MENGAPA NEGARA TIDAK BERHAK MENGAJUKAN PK?
Oleh: Drs. H. Adami Chazawi, S.H
(Dosen hukum pidana FH Universitas Brawijaya)

PK perkara pidana merupakan:
- upaya pengembalian keadilan pada terpidana
- bentuk pertanggungjawaban negara pada terpidana
- wujud penebusan dosa negara pada terpidana
atas kesalahan negara tanpa hak telah merampas keadilan terpidana

A. LANDASAN FILOSOFIS dan SEJARAH LEMBAGA PK PIDANA
Lembaga Peninjauan Kembali (disingkat PK) semata-mata ditujukan bagi kepentingan terpidana dan ahli warisnya, merupakan azas/prinsip PK, diwujudkan dalam norma Pasal 263 Ayat (1) KUHAP. Dapat dicari pada dua landasan: filosofis dan sejarah lembaga PK.
1. Dasar Filosofi Lembaga PK
Substansi upaya hukum PK berpijak pada dasar, bahwa negara telah salah mempidana penduduk yang tidak berdosa yang tidak dapat diperbaiki lagi dengan upaya hukum biasa. Membawa akibat telah dirampasnya keadilan dan hak-hak terpidana secara tidak sah. Negara merasa berdosa dan hendak bertanggung jawab untuk mengembalikan keadilan dan hak-hak terpidana yang telah dirampas secara tidak sah tersebut. Bentuk pertanggungjawaban itu, ialah negara memberikan hak kepada terpidana atau ahli warisnya untuk mengajukan PK, bukan kepada negara[1].
Dengan demikian dapatlah diartikan, bahwa PK adalah wujud nyata penebusan dosa yang telah dilakukan negara pada penduduk negara, karena negara telah menghukum penduduk negara yang tidak bersalah.
Dicontohkan beberapa kasus konkret. Pada tahun 1977 negara telah menghukum Sengkon dan Karta karena merampok dan membunuh suami istri Suleman.

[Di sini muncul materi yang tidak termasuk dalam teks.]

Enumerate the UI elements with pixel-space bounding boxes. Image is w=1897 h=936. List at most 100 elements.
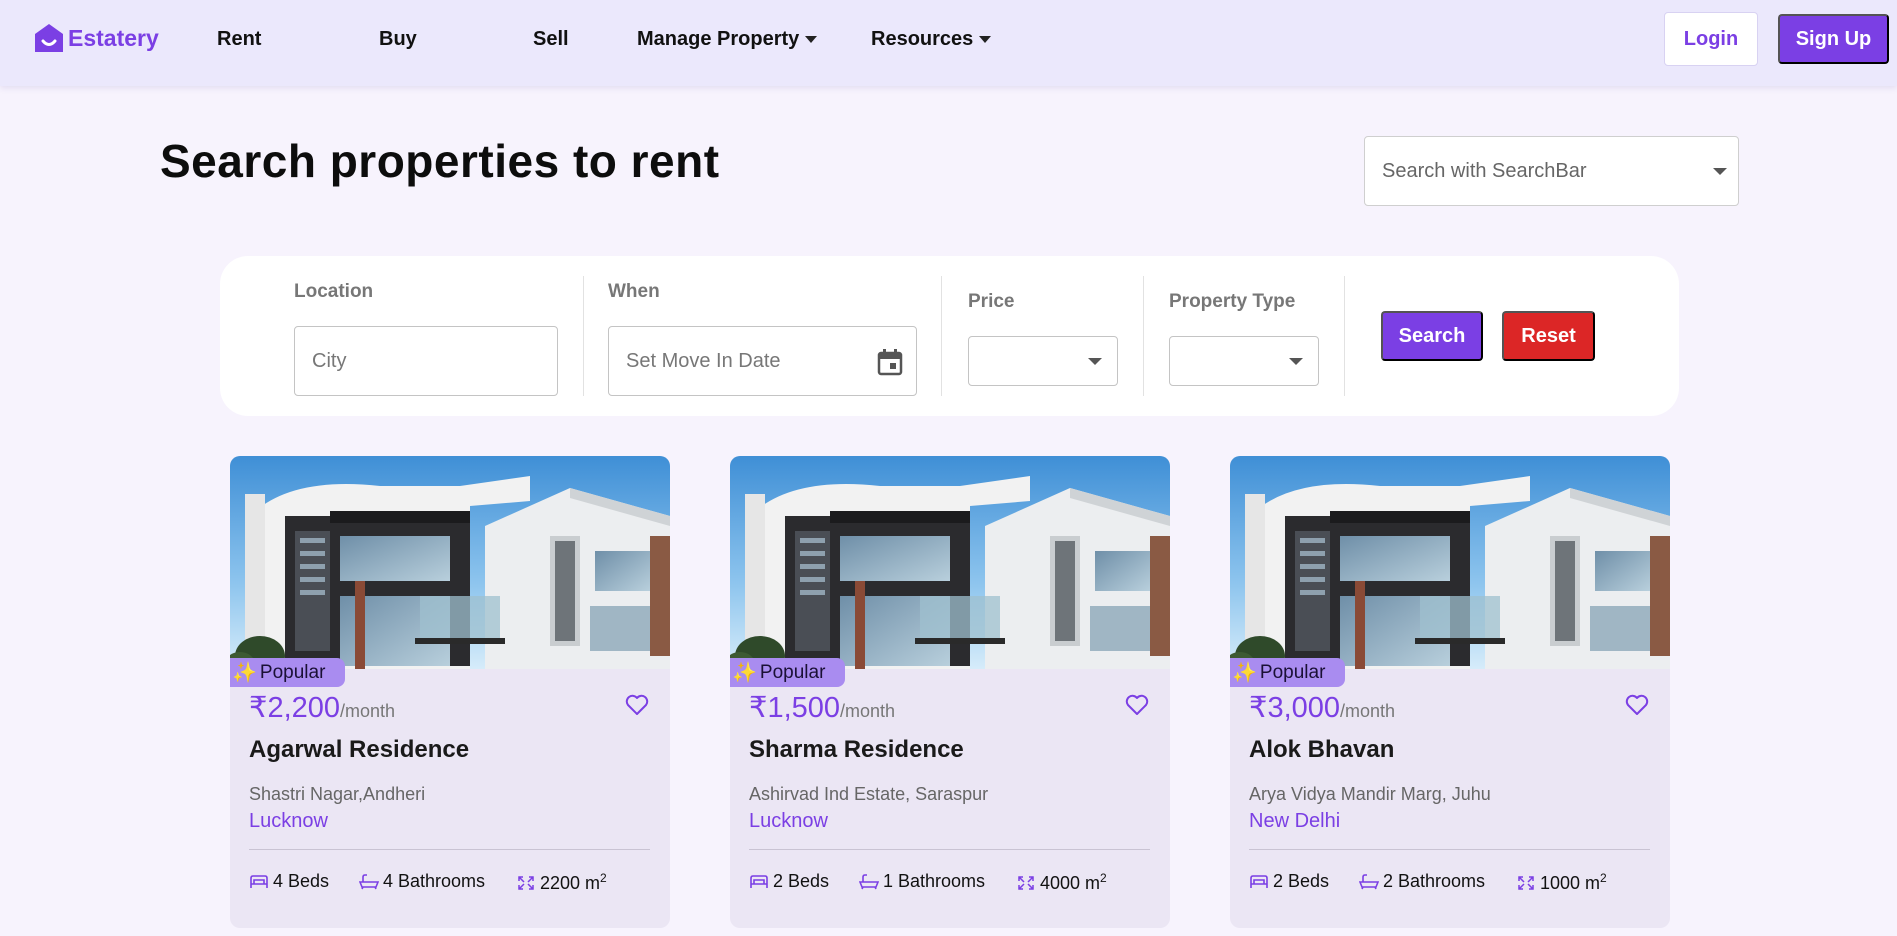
area-value: 4000 m2 [1040, 871, 1107, 894]
area-feature: 4000 m2 [1016, 871, 1107, 894]
top-navbar: Estatery Rent Buy Sell Manage Property R… [0, 0, 1897, 86]
searchbar-placeholder: Search with SearchBar [1382, 159, 1587, 182]
nav-link-label: Manage Property [637, 28, 800, 50]
badge-label: Popular [1259, 661, 1326, 683]
beds-count: 2 Beds [773, 871, 830, 891]
price: ₹2,200 [249, 692, 341, 724]
bathrooms-feature: 1 Bathrooms [859, 871, 985, 892]
property-image [730, 456, 1170, 669]
nav-link-buy[interactable]: Buy [379, 28, 417, 51]
property-name[interactable]: Agarwal Residence [249, 736, 469, 764]
expand-area-icon [1018, 875, 1034, 890]
beds-feature: 4 Beds [249, 871, 329, 892]
price-select[interactable] [968, 336, 1118, 386]
property-city: Lucknow [249, 810, 328, 832]
sparkle-icon: ✨ [232, 661, 257, 684]
property-address: Shastri Nagar,Andheri [249, 784, 426, 804]
searchbar-select[interactable]: Search with SearchBar [1364, 136, 1739, 206]
signup-button[interactable]: Sign Up [1778, 14, 1889, 64]
property-name[interactable]: Sharma Residence [749, 736, 964, 764]
area-value: 1000 m2 [1540, 871, 1607, 894]
bed-icon [750, 874, 768, 888]
area-number: 2200 m [540, 873, 601, 893]
city-input[interactable]: City [294, 326, 558, 396]
nav-link-rent[interactable]: Rent [217, 28, 261, 51]
calendar-icon[interactable] [877, 348, 903, 376]
chevron-down-icon [1088, 358, 1102, 365]
bathrooms-count: 4 Bathrooms [383, 871, 486, 891]
price-row: ₹2,200 /month [249, 690, 395, 725]
card-divider [1249, 849, 1650, 850]
price-period: /month [1340, 701, 1396, 721]
heart-icon[interactable] [625, 694, 649, 716]
move-in-date-placeholder: Set Move In Date [626, 349, 781, 372]
city-placeholder: City [312, 349, 347, 372]
search-button[interactable]: Search [1381, 311, 1483, 361]
nav-link-resources[interactable]: Resources [871, 28, 992, 51]
price: ₹1,500 [749, 692, 841, 724]
login-button[interactable]: Login [1664, 12, 1758, 66]
reset-button[interactable]: Reset [1502, 311, 1595, 361]
property-name[interactable]: Alok Bhavan [1249, 736, 1394, 764]
property-address: Arya Vidya Mandir Marg, Juhu [1249, 784, 1491, 804]
chevron-down-icon [1713, 168, 1727, 175]
chevron-down-icon [1289, 358, 1303, 365]
bathrooms-count: 1 Bathrooms [883, 871, 986, 891]
area-number: 1000 m [1540, 873, 1601, 893]
bathtub-icon [359, 873, 379, 889]
area-number: 4000 m [1040, 873, 1101, 893]
card-divider [749, 849, 1150, 850]
bathtub-icon [859, 873, 879, 889]
property-card[interactable]: ✨ Popular ₹3,000 /month Alok Bhavan Arya… [1230, 456, 1670, 928]
badge-label: Popular [259, 661, 326, 683]
popular-badge: ✨ Popular [730, 658, 845, 687]
property-city: New Delhi [1249, 810, 1341, 832]
nav-link-label: Resources [871, 28, 974, 50]
property-city: Lucknow [749, 810, 828, 832]
heart-icon[interactable] [1125, 694, 1149, 716]
property-type-select[interactable] [1169, 336, 1319, 386]
bathrooms-feature: 2 Bathrooms [1359, 871, 1485, 892]
card-divider [249, 849, 650, 850]
heart-icon[interactable] [1625, 694, 1649, 716]
price-row: ₹1,500 /month [749, 690, 895, 725]
property-card[interactable]: ✨ Popular ₹1,500 /month Sharma Residence… [730, 456, 1170, 928]
filter-divider [1344, 276, 1345, 396]
area-value: 2200 m2 [540, 871, 607, 894]
property-image [1230, 456, 1670, 669]
area-unit-exponent: 2 [600, 871, 607, 885]
bathrooms-feature: 4 Bathrooms [359, 871, 485, 892]
filter-divider [1143, 276, 1144, 396]
property-image [230, 456, 670, 669]
when-label: When [608, 281, 660, 302]
move-in-date-input[interactable]: Set Move In Date [608, 326, 917, 396]
chevron-down-icon [805, 36, 818, 43]
expand-area-icon [518, 875, 534, 890]
nav-link-label: Buy [379, 28, 417, 50]
property-card[interactable]: ✨ Popular ₹2,200 /month Agarwal Residenc… [230, 456, 670, 928]
nav-link-label: Rent [217, 28, 262, 50]
filter-divider [941, 276, 942, 396]
nav-link-sell[interactable]: Sell [533, 28, 569, 51]
price-period: /month [340, 701, 396, 721]
nav-link-manage-property[interactable]: Manage Property [637, 28, 818, 51]
brand-logo[interactable]: Estatery [34, 22, 159, 54]
badge-label: Popular [759, 661, 826, 683]
nav-link-label: Sell [533, 28, 569, 50]
beds-count: 2 Beds [1273, 871, 1330, 891]
page-title: Search properties to rent [160, 135, 720, 187]
area-unit-exponent: 2 [1100, 871, 1107, 885]
brand-name: Estatery [68, 24, 159, 51]
price: ₹3,000 [1249, 692, 1341, 724]
expand-area-icon [1518, 875, 1534, 890]
beds-count: 4 Beds [273, 871, 330, 891]
price-row: ₹3,000 /month [1249, 690, 1395, 725]
price-label: Price [968, 291, 1015, 312]
bed-icon [1250, 874, 1268, 888]
bathrooms-count: 2 Bathrooms [1383, 871, 1486, 891]
property-type-label: Property Type [1169, 291, 1296, 312]
beds-feature: 2 Beds [749, 871, 829, 892]
property-address: Ashirvad Ind Estate, Saraspur [749, 784, 989, 804]
location-label: Location [294, 281, 374, 302]
beds-feature: 2 Beds [1249, 871, 1329, 892]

Keduanya sudah ditahan sejak tahun 1974. Dalam perkara lain terbukti bahwa yang merampok dan membunuh suami istri Suleman adalah Gunel, Siih dan Wasita yang kemudian dipidana masing-masing 10, 8 dan 6 tahun penjara oleh Pengadilan Negeri Bekasi.[2] Contoh lain, pada tahun 2002 Risman Lakoro dan istrinya dijatuhi hukuman karena membunuh Alta Lakoro anak kandungnya sendiri oleh Pengadilan Negeri Gorontalo. Oleh karena disiksa polisi pada saat penyidikan hingga cacat seumur hidup, terpaksa mengaku membunuh. Keterangan terdakwa dan bukti patah tulang di sidang pengadilan akibat disiksa polisi tidak digubris hakim. Risman Lakoro dipidana 3 tahun penjara. Tahun 2007 tiba-tiba Alta Lakoro kembali ke kampung halamannya. Terbukti bahwa Suami istri Risman Lakoro tidak membunuh anak kandungnya, yang memang sejak tahun 2001 pergi karena cekcok dengan kedua orang tuanya tersebut.[3] Contoh ketiga dan masih segar dalam ingatan kita. Negara telah menghukum dalam peradilan sesat Devid Eko Priyanto dan Imam Chambali (2008) di Jombang, dan masih banyak lagi.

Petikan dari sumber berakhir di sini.